Till then, three more months…

He looked up. ‘Well?’

The optio stood hesitantly in the gloom. ‘Margus is still burning, sir.’

Sabinus laid down his pen, sat back and pointed at his own eyes. ‘What are these, Optio?’

‘Eyes, sir.’

‘Correct. And with them I can see that Margus is still burning, in the same way I can see that you are still a useless twat. By “Well” I meant “What news?” Why is it still burning?’

‘We don’t… that is, the riders haven’t returned, sir.’

‘When did they ride out?’

‘About the ninth hour.’

‘What traffic on the road?’

The optio glanced nervously towards the open door.

‘Reports – unconfirmed reports – of incursion, sir. Over the river. Barbarian horsemen, so an old fellow says who crawled out of the river covered in duckweed. Said he’d floated down on driftwood from Margus itself. Babbling and half-mad.’

Sabinus kept his expressionless gaze on the hapless optio. ‘So. .. you’ve ordered the full legion to arms, for safety’s sake?’

‘I will, sir.’

‘Forget it. I will.’ His chair crashed backwards as he stood up. ‘And put yourself on fucking latrine duty.’

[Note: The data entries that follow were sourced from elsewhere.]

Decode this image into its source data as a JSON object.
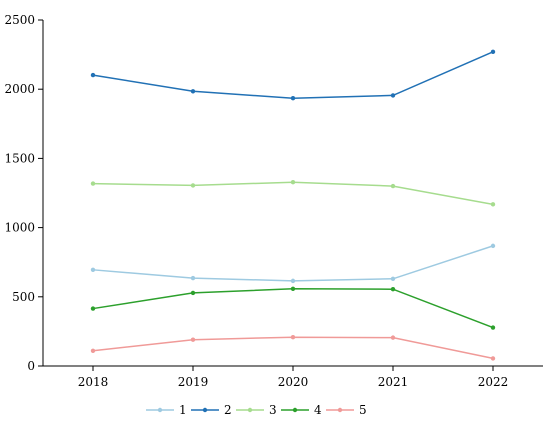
{
  "chart_data": {
    "type": "line",
    "title": "",
    "xlabel": "",
    "ylabel": "",
    "categories": [
      "2018",
      "2019",
      "2020",
      "2021",
      "2022"
    ],
    "ylim": [
      0,
      2500
    ],
    "yticks": [
      0,
      500,
      1000,
      1500,
      2000,
      2500
    ],
    "ytick_labels": [
      "0",
      "500",
      "1000",
      "1500",
      "2000",
      "2500"
    ],
    "grid": false,
    "legend_position": "bottom",
    "series": [
      {
        "name": "1",
        "color": "#9ecae1",
        "values": [
          695,
          635,
          615,
          630,
          868
        ]
      },
      {
        "name": "2",
        "color": "#2171b5",
        "values": [
          2102,
          1985,
          1935,
          1955,
          2270
        ]
      },
      {
        "name": "3",
        "color": "#a6dc8e",
        "values": [
          1318,
          1305,
          1328,
          1300,
          1168
        ]
      },
      {
        "name": "4",
        "color": "#2ca02c",
        "values": [
          415,
          528,
          558,
          555,
          278
        ]
      },
      {
        "name": "5",
        "color": "#f09a98",
        "values": [
          110,
          190,
          208,
          205,
          55
        ]
      }
    ]
  }
}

The legionary fortress of Viminacium stood square behind thick stone walls thirty feet high, battlemented and bastioned, with twin towers at each gate, north, south, east and west. From the flanks of the fortress ran a much lesser wall, flung out wide and embracing the many acres of the proud town with its churches and chapels, wide streets, richly decorated villas, splendid basilica and porticoed marketplaces and, beyond the walls, its own ten-thousand-seat hippodrome. People came from miles around to see the spectacles there. But now, thought Sabinus with a grim smile, another altogether more real kind of spectacle would drive them many more miles away.

He found a tall young decurion.

‘What’s happening in the town?’

‘People moving out already, heading for the hills.’

As he’d thought. ‘Any asking for refuge here?’

The decurion shook his head.

They both knew what that meant. The people had already judged. They were finished. He smiled again to himself. Like hell they were.

The legate’s bull roar sounded across the darkening fort from where he stood on the tower of the west gate, followed by a distant sound of stirring and then a steady crescendo of slamming doors, footsteps, the slap of leather soles on worn stone stairs, clanging weaponry, voices, heavy weights dragging, winches creaking.

His orders ricocheted around the fortress walls like missiles.

‘Tubernator, sound the recall! Every last soldier still working out in the fields, get him in. Ditto from the farmhouses. Families to the barracks. Muster rolls to be counted. Every other century on the walls! Cavalry alae armed and ready at the south gate. Artillery units on the towers. Four machines to each bastion, two for frontal bombardment, two for enfilading fire, standard set-up, do I have to tell you? All gates double-rammed! And I hope you got those holding-braces repaired on the Praetorian Gate like I ordered, Decurion!